Le craquement sec de la nuque, le silence brutal.

Elle avait lâché Y'ranok qui s'était écroulé, ses yeux encore haineux éteints de toute vie.

Les cris au-dehors, les Impériaux qui arrivaient, les hurlements des fanatiques, elle s'était élancé vers la trappe dont elle connaissait l'existence pour l'avoir vu sur les plans. Sa porte de sortie, une longue glissade puis un plongeon et tout serait terminé. Elle rentrerait à la boutique et pourrait embrasser Falkhen.

Un couinement étouffé et terrorisé, deux petites billes vertes qui la regardait, une mèche de cheveux roux aux reflet bleus barrant le front juvénile d'une miqo'te terrée dans un coin.

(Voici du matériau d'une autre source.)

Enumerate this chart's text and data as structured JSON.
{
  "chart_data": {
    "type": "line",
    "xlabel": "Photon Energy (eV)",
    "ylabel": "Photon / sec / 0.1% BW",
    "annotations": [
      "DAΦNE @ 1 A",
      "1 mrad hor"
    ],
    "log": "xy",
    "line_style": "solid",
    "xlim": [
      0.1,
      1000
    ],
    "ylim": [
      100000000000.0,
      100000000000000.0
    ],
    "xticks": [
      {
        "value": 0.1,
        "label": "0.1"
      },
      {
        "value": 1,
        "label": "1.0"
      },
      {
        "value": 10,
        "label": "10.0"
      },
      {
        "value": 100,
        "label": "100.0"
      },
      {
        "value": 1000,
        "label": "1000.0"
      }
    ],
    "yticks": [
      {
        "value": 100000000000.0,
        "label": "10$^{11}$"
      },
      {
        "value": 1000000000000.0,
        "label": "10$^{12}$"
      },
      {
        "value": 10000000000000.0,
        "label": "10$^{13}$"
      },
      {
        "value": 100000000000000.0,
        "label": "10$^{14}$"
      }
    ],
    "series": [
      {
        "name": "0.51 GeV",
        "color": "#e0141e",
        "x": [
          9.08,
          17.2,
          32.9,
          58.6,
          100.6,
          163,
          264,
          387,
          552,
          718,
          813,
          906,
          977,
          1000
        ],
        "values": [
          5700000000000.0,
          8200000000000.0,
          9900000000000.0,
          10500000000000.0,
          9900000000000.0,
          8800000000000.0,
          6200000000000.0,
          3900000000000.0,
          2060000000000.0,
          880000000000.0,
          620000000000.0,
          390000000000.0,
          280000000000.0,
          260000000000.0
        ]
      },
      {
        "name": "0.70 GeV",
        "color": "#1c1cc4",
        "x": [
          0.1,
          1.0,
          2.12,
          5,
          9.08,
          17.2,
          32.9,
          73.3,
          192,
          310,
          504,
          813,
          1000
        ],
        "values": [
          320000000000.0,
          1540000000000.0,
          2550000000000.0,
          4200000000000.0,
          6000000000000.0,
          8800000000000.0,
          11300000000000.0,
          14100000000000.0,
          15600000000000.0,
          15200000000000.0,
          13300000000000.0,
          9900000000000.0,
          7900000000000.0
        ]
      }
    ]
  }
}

La dernière victime d'Y'ranok.... le grain de sable dans l'engrenage bien huilé qu'elle avait peaufiné des heures durant. Ellea..... La petite oubliée dans les plans qu'on lui avait donné.

Un regard en arrière, les bruits de cavalcade qui se rapproche, plus le temps pour élaborer un autre plan.

Elle attrapa la jeune miqo'te et la balança sur son épaule. Le visage toujours concentré, elle se jeta dans le vide ordure, entrainant la jeune femme hurlante et complétement paniquée.

La longue glissade, l'éclat brutal du soleil, le bruit si doux des vagues, donner un coup de rein pour être la première à atterrir dans l'eau. Les sons qui s'évanouissent, étouffés par l'eau.....

Le craquement de sa colonne vertébrale..... le noir.....

Le réveil.... la douleur..... des visages inconnus.... Falkhen.....Kalten...... Elle les aiment si fort ! Elle ne veut pas les perdre.

Cacophonie de voix, piaillement des oiseaux, bruits des vagues.....

La douleur, la prise de consciente de n'être plus elle même, d'avoir perdu une part énorme de ce qui faisait d'elle une fée, la terrible sensation de l'inutilité de ses jambes.

Falkhen..... son refus de la ramener, de la porter.... Les yeux remplis de colère de Kalten.

Douleur encore, dans sa poitrine cette fois. L'un après l'autre ils sont partis. Un poignard dans le cœur, un autre dans le dos....

Elle rouvre les yeux, les souvenirs commencent à disparaitre, ne lui laissant que la tristesse.

Elle pousse un long soupir, ses yeux se détachant à regret de ses dagues, posées la, aussi inutiles que ses jambes.

Elle doit aller s'entrainer.... Réapprendre à marcher.... Se battre contre son corps.

Et demain.....

Le bruit d'une porte qu'on ferme, le cliquètements des béquilles sur le sol, un autre bruit de porte.

Sur le coffre, l'éclat de soleil bouge lentement, n'éclairant plus les dagues.